BN ID: 2940159883063
Publisher: Tantor Audio
Publication date: 09/12/2023
Edition description: Unabridged

Read an Excerpt

My grandmother’s preoccupation with lace has its own history, rooted in a bone-deep belief that lace symbolizes the triumph of civilization over barbarism, beauty over the brutal ugliness of poverty. As one who travelled from the fields of Stalin-starved Ukraine to a forced labour camp in Hitler’s Germany, through DP camps to post-war Canada, she would know. Lace is everywhere in my grandmother’s house – the curtains, the doilies, the dining room tablecloth. It is meant to be a barrier.

As for me – someone who documents 20th century literary history for a living – I spend a lot of time in libraries and archives and similarly quiet, dimly lit places. Coming from a line of women who travelled far, so far, to get where they are, you might ask why I would choose this particular life. I can only speculate that born as I was at the western limit of the western coast, the only place to go was back.

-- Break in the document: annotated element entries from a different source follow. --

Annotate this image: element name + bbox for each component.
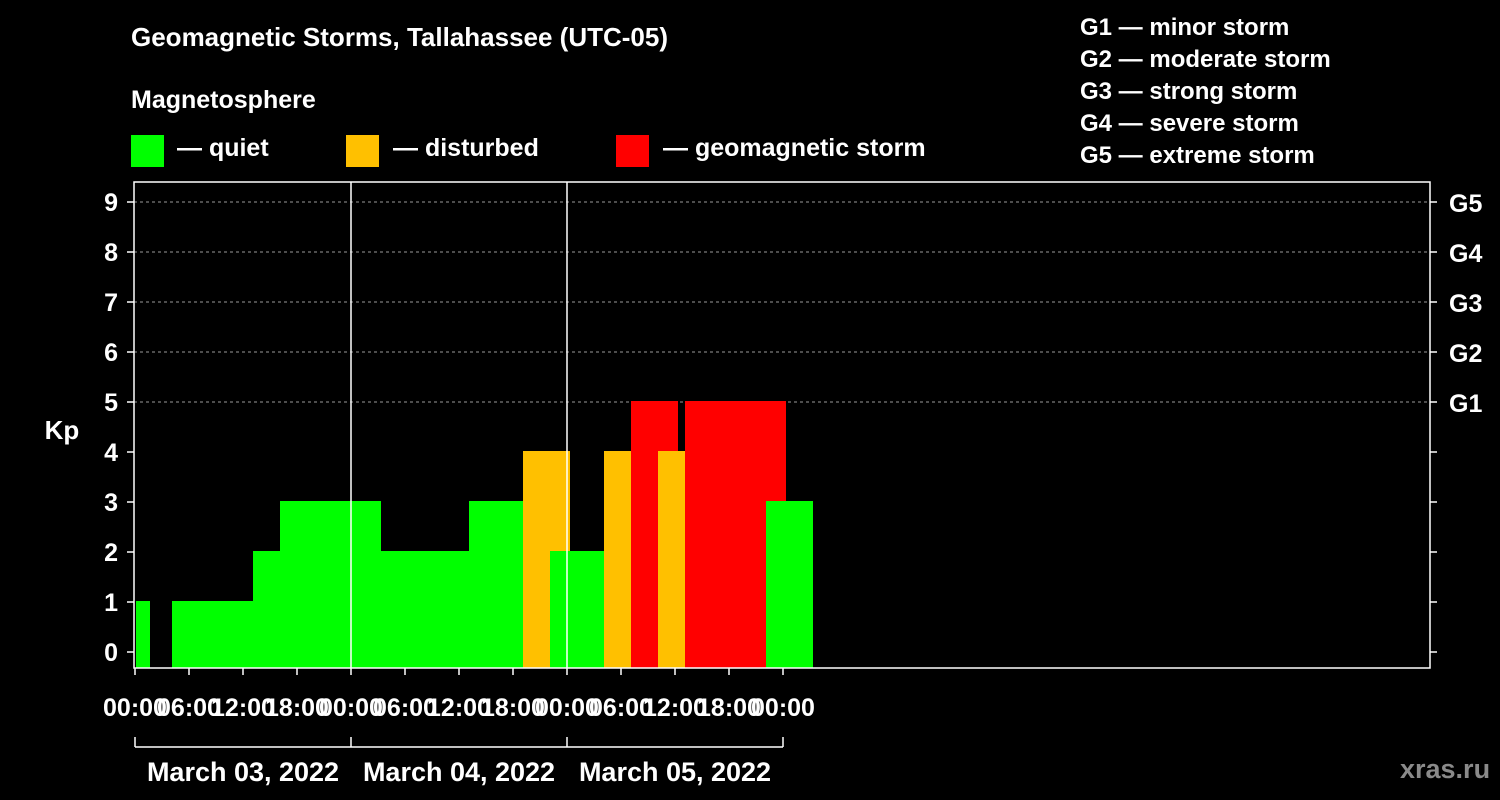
x-tick-label: 12:00: [643, 694, 707, 722]
g1-legend: G1 — minor storm: [1080, 14, 1290, 41]
y-tick-label: 4: [104, 439, 118, 467]
magnetosphere-heading: Magnetosphere: [131, 86, 316, 114]
quiet-legend-label: — quiet: [177, 134, 269, 162]
g2-legend: G2 — moderate storm: [1080, 46, 1331, 73]
g-level-tick-label: G4: [1449, 240, 1482, 268]
y-tick-label: 7: [104, 289, 118, 317]
g5-legend: G5 — extreme storm: [1080, 142, 1315, 169]
y-tick-label: 3: [104, 489, 118, 517]
day-label: March 03, 2022: [147, 757, 339, 787]
day-label: March 04, 2022: [363, 757, 555, 787]
x-tick-label: 00:00: [319, 694, 383, 722]
x-tick-label: 06:00: [589, 694, 653, 722]
kp-bar: [136, 601, 150, 668]
x-tick-label: 18:00: [697, 694, 761, 722]
x-tick-label: 18:00: [265, 694, 329, 722]
g-level-tick-label: G1: [1449, 390, 1482, 418]
g-level-tick-label: G3: [1449, 290, 1482, 318]
storm-legend-label: — geomagnetic storm: [663, 134, 926, 162]
x-tick-label: 06:00: [157, 694, 221, 722]
x-tick-label: 00:00: [751, 694, 815, 722]
g4-legend: G4 — severe storm: [1080, 110, 1299, 137]
x-tick-label: 00:00: [103, 694, 167, 722]
y-tick-label: 8: [104, 239, 118, 267]
disturbed-legend-label: — disturbed: [393, 134, 539, 162]
y-tick-label: 1: [104, 589, 118, 617]
watermark: xras.ru: [1400, 754, 1491, 784]
x-tick-label: 06:00: [373, 694, 437, 722]
x-tick-label: 12:00: [427, 694, 491, 722]
g-level-tick-label: G5: [1449, 190, 1482, 218]
y-axis-label: Kp: [45, 415, 80, 445]
g-level-tick-label: G2: [1449, 340, 1482, 368]
y-tick-label: 0: [104, 639, 118, 667]
x-tick-label: 12:00: [211, 694, 275, 722]
disturbed-swatch: [346, 135, 379, 167]
g3-legend: G3 — strong storm: [1080, 78, 1298, 105]
y-tick-label: 2: [104, 539, 118, 567]
day-label: March 05, 2022: [579, 757, 771, 787]
chart-title: Geomagnetic Storms, Tallahassee (UTC-05): [131, 22, 669, 52]
x-tick-label: 18:00: [481, 694, 545, 722]
quiet-swatch: [131, 135, 164, 167]
kp-bar: [766, 501, 813, 668]
x-tick-label: 00:00: [535, 694, 599, 722]
y-tick-label: 9: [104, 189, 118, 217]
y-tick-label: 6: [104, 339, 118, 367]
plot-frame: [133, 181, 1431, 669]
y-tick-label: 5: [104, 389, 118, 417]
storm-swatch: [616, 135, 649, 167]
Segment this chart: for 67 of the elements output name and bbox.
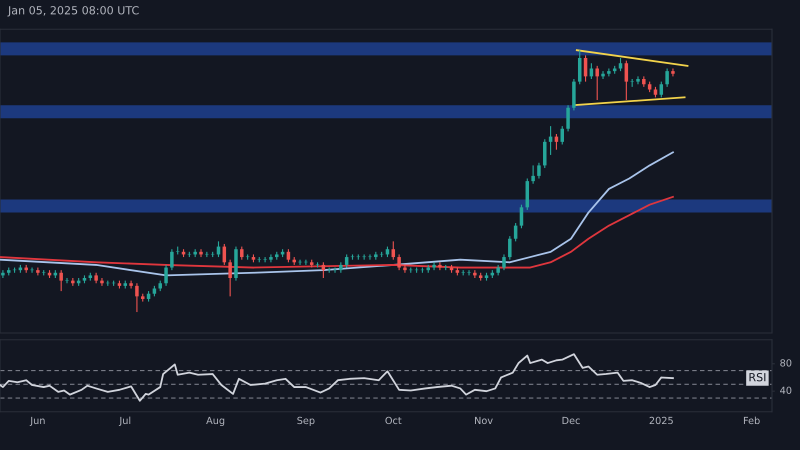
candlestick <box>222 243 226 266</box>
candlestick <box>310 259 314 268</box>
candlestick <box>502 254 506 271</box>
candlestick <box>496 264 500 276</box>
x-tick-label: Feb <box>744 416 760 424</box>
x-tick-label: Jun <box>30 416 45 426</box>
candlestick <box>228 259 232 297</box>
candlestick <box>618 58 622 72</box>
candlestick <box>642 76 646 88</box>
candlestick <box>590 62 594 80</box>
x-tick-label: 2025 <box>650 416 673 424</box>
y-tick-label: 40 <box>780 386 792 394</box>
y-tick-label: 80 <box>780 359 792 367</box>
candlestick <box>426 264 430 274</box>
candlestick <box>584 54 588 82</box>
candlestick <box>543 138 547 169</box>
x-tick-label: Nov <box>475 416 493 424</box>
candlestick <box>170 248 174 271</box>
candlestick <box>59 270 63 292</box>
candlestick <box>566 104 570 132</box>
candlestick <box>548 126 552 156</box>
candlestick <box>146 290 150 302</box>
x-tick-label: Aug <box>206 416 224 426</box>
x-tick-label: Sep <box>297 416 315 426</box>
candlestick <box>648 81 652 93</box>
x-tick-label: Oct <box>385 416 402 424</box>
candlestick <box>444 264 448 271</box>
candlestick <box>660 81 664 98</box>
candlestick <box>578 50 582 85</box>
candlestick <box>24 264 28 274</box>
candlestick <box>520 204 524 229</box>
candlestick <box>514 222 518 242</box>
candlestick <box>42 270 46 276</box>
candlestick <box>508 236 512 260</box>
candlestick <box>94 272 98 284</box>
candlestick <box>537 162 541 180</box>
candlestick <box>141 293 144 302</box>
candlestick <box>665 68 669 88</box>
candlestick <box>560 126 564 146</box>
candlestick <box>164 264 168 286</box>
candlestick <box>386 246 390 258</box>
candlestick <box>258 256 262 263</box>
candlestick <box>624 60 628 101</box>
candlestick <box>286 248 290 263</box>
candlestick <box>392 240 396 260</box>
candlestick <box>339 262 343 274</box>
candlestick <box>322 262 326 279</box>
candlestick <box>158 280 162 292</box>
x-tick-label: Dec <box>562 416 580 424</box>
candlestick <box>654 86 658 98</box>
candlestick <box>176 246 180 255</box>
candlestick <box>595 65 599 101</box>
candlestick <box>106 280 110 286</box>
candlestick <box>397 254 401 271</box>
candlestick <box>531 164 535 184</box>
candlestick <box>152 285 156 297</box>
x-tick-label: Jul <box>118 416 130 426</box>
candlestick <box>554 133 558 150</box>
candlestick <box>216 240 220 258</box>
candlestick <box>409 266 413 274</box>
candlestick <box>461 270 465 276</box>
text: RSI <box>749 372 766 382</box>
line-series <box>0 353 674 402</box>
candlestick <box>240 246 244 260</box>
candlestick <box>344 254 348 268</box>
text: Jan 05, 2025 08:00 UTC <box>7 6 139 17</box>
candlestick <box>135 282 139 313</box>
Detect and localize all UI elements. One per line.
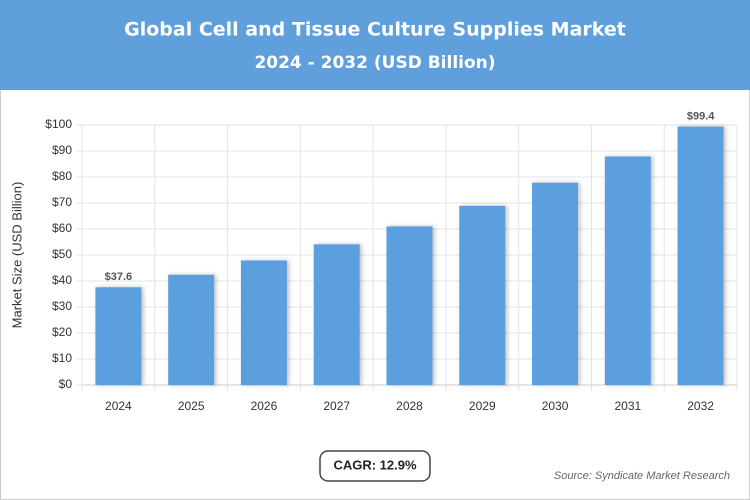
y-tick-label: $80 [52, 169, 72, 183]
bar [168, 274, 215, 385]
value-label: $37.6 [105, 271, 133, 283]
cagr-label: CAGR: 12.9% [333, 457, 417, 472]
x-tick-label: 2031 [614, 399, 641, 413]
x-tick-label: 2029 [469, 399, 496, 413]
x-tick-label: 2027 [323, 399, 350, 413]
y-tick-label: $60 [52, 221, 72, 235]
y-tick-label: $20 [52, 325, 72, 339]
y-tick-label: $50 [52, 247, 72, 261]
bar [532, 182, 579, 385]
bar [95, 287, 142, 385]
value-label: $99.4 [687, 110, 715, 122]
bar [459, 205, 506, 385]
bar [313, 244, 360, 385]
chart-title: Global Cell and Tissue Culture Supplies … [124, 19, 626, 41]
bar [240, 260, 287, 385]
x-tick-label: 2025 [178, 399, 205, 413]
x-tick-label: 2026 [251, 399, 278, 413]
y-tick-label: $0 [59, 377, 73, 391]
y-tick-label: $10 [52, 351, 72, 365]
x-tick-label: 2030 [542, 399, 569, 413]
y-tick-label: $30 [52, 299, 72, 313]
header [0, 0, 750, 90]
chart-subtitle: 2024 - 2032 (USD Billion) [254, 53, 495, 73]
y-tick-label: $100 [45, 117, 72, 131]
y-tick-label: $70 [52, 195, 72, 209]
cagr-box [319, 450, 431, 482]
bar [677, 126, 724, 385]
x-tick-label: 2024 [105, 399, 132, 413]
y-axis-label: Market Size (USD Billion) [9, 182, 24, 329]
bar [386, 226, 433, 385]
x-tick-label: 2028 [396, 399, 423, 413]
source: Source: Syndicate Market Research [554, 470, 730, 482]
bar [604, 156, 651, 385]
y-tick-label: $40 [52, 273, 72, 287]
y-tick-label: $90 [52, 143, 72, 157]
x-tick-label: 2032 [687, 399, 714, 413]
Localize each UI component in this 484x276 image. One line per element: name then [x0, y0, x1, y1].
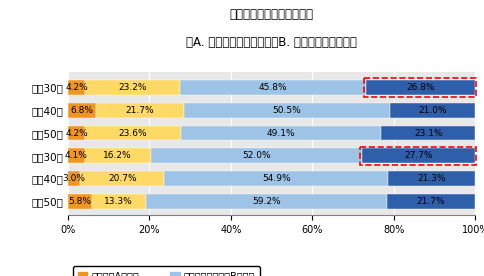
Text: 13.3%: 13.3% — [104, 197, 133, 206]
Bar — [95, 103, 183, 118]
Text: 27.7%: 27.7% — [404, 151, 432, 160]
Bar — [164, 171, 387, 186]
Bar — [183, 103, 389, 118]
Text: 54.9%: 54.9% — [261, 174, 290, 183]
Bar — [80, 171, 164, 186]
Bar — [68, 80, 85, 95]
Bar — [91, 194, 145, 209]
Text: 21.7%: 21.7% — [125, 106, 154, 115]
Text: 3.0%: 3.0% — [62, 174, 85, 183]
Text: 21.0%: 21.0% — [417, 106, 446, 115]
Text: 4.2%: 4.2% — [65, 83, 88, 92]
Text: 16.2%: 16.2% — [103, 151, 132, 160]
Text: 52.0%: 52.0% — [242, 151, 270, 160]
Bar — [179, 80, 365, 95]
Text: 26.8%: 26.8% — [406, 83, 434, 92]
Text: 今後の生活では、力点を、: 今後の生活では、力点を、 — [229, 8, 313, 21]
Text: 5.8%: 5.8% — [68, 197, 91, 206]
Bar — [151, 148, 362, 163]
Bar — [365, 80, 474, 95]
Bar — [68, 171, 80, 186]
Text: 4.1%: 4.1% — [65, 151, 88, 160]
Text: 「A. 仕事におきたい。」「B. 余暇におきたい。」: 「A. 仕事におきたい。」「B. 余暇におきたい。」 — [186, 36, 356, 49]
Bar — [85, 126, 181, 140]
Bar — [84, 148, 151, 163]
Bar — [380, 126, 474, 140]
Text: 20.7%: 20.7% — [108, 174, 136, 183]
Text: 49.1%: 49.1% — [266, 129, 295, 137]
Text: 23.1%: 23.1% — [413, 129, 441, 137]
Bar — [181, 126, 380, 140]
Bar — [389, 103, 474, 118]
Bar — [68, 126, 85, 140]
Bar — [360, 147, 475, 165]
Text: 59.2%: 59.2% — [252, 197, 280, 206]
Text: 4.2%: 4.2% — [65, 129, 88, 137]
Legend: たいへんAに近い, どちらかといえばAに近い, どちらかといえばBに近い, たいへんBに近い: たいへんAに近い, どちらかといえばAに近い, どちらかといえばBに近い, たい… — [73, 266, 259, 276]
Bar — [363, 78, 475, 97]
Text: 6.8%: 6.8% — [70, 106, 93, 115]
Text: 23.6%: 23.6% — [119, 129, 147, 137]
Text: 21.7%: 21.7% — [416, 197, 444, 206]
Bar — [68, 103, 95, 118]
Bar — [145, 194, 386, 209]
Bar — [362, 148, 474, 163]
Bar — [386, 194, 474, 209]
Text: 23.2%: 23.2% — [118, 83, 146, 92]
Text: 45.8%: 45.8% — [258, 83, 287, 92]
Bar — [85, 80, 179, 95]
Bar — [68, 194, 91, 209]
Bar — [387, 171, 474, 186]
Bar — [68, 148, 84, 163]
Text: 50.5%: 50.5% — [272, 106, 301, 115]
Text: 21.3%: 21.3% — [416, 174, 445, 183]
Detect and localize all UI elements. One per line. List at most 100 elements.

I tell you all this because I have become convinced that these movements, like overlapping flight routes in the in-flight magazine of the Boeing 767 that brought my mother and me here, are central to what happened next. All of it: the refugee swell out of the ruins of Europe; the post-war affluence; the restless sense of personal destiny of the sixties and seventies; the more ironic and often less expansive life path forged by my own generation, we strangely acquiescent captives of the millennium, led us to this point: to me among the pickled beets, my mother and grandmother in the kitchen above organizing final details for entertaining the family the following weekend.

At the time, I was oblivious to most of this.

June, 1942 — Wetzlar, Germany

The ground seems to rise and fall in an uncertain rhythm as Irina and the others are ordered out of the train cars and marched to a wire enclosure. In a confined cement area with other young women, Irina is ordered to strip. The girls and women are pushed into a disinfection area, pesticide showers, before before being issued with temporary shift dresses, clogs, and white and blue badges with the letters OST printed in the centre.

In a central assembly area, a guard, starched in his tailored uniform, barks sentences in German. A tall, blonde woman with startling blue eyes stands beside him. She introduces herself in Ukrainian as Maria Holliwata, the camp liaison. When the guard speaks again, Maria translates: They are now Ostarbeiter, Eastern workers. They will work for the glory of Hitler and the German people. Those who try to escape will be found. Those who do not work will be shot. After this orientation, the women are divided into metal-roofed barracks. Irina is assigned to a room with seven others, none from her village.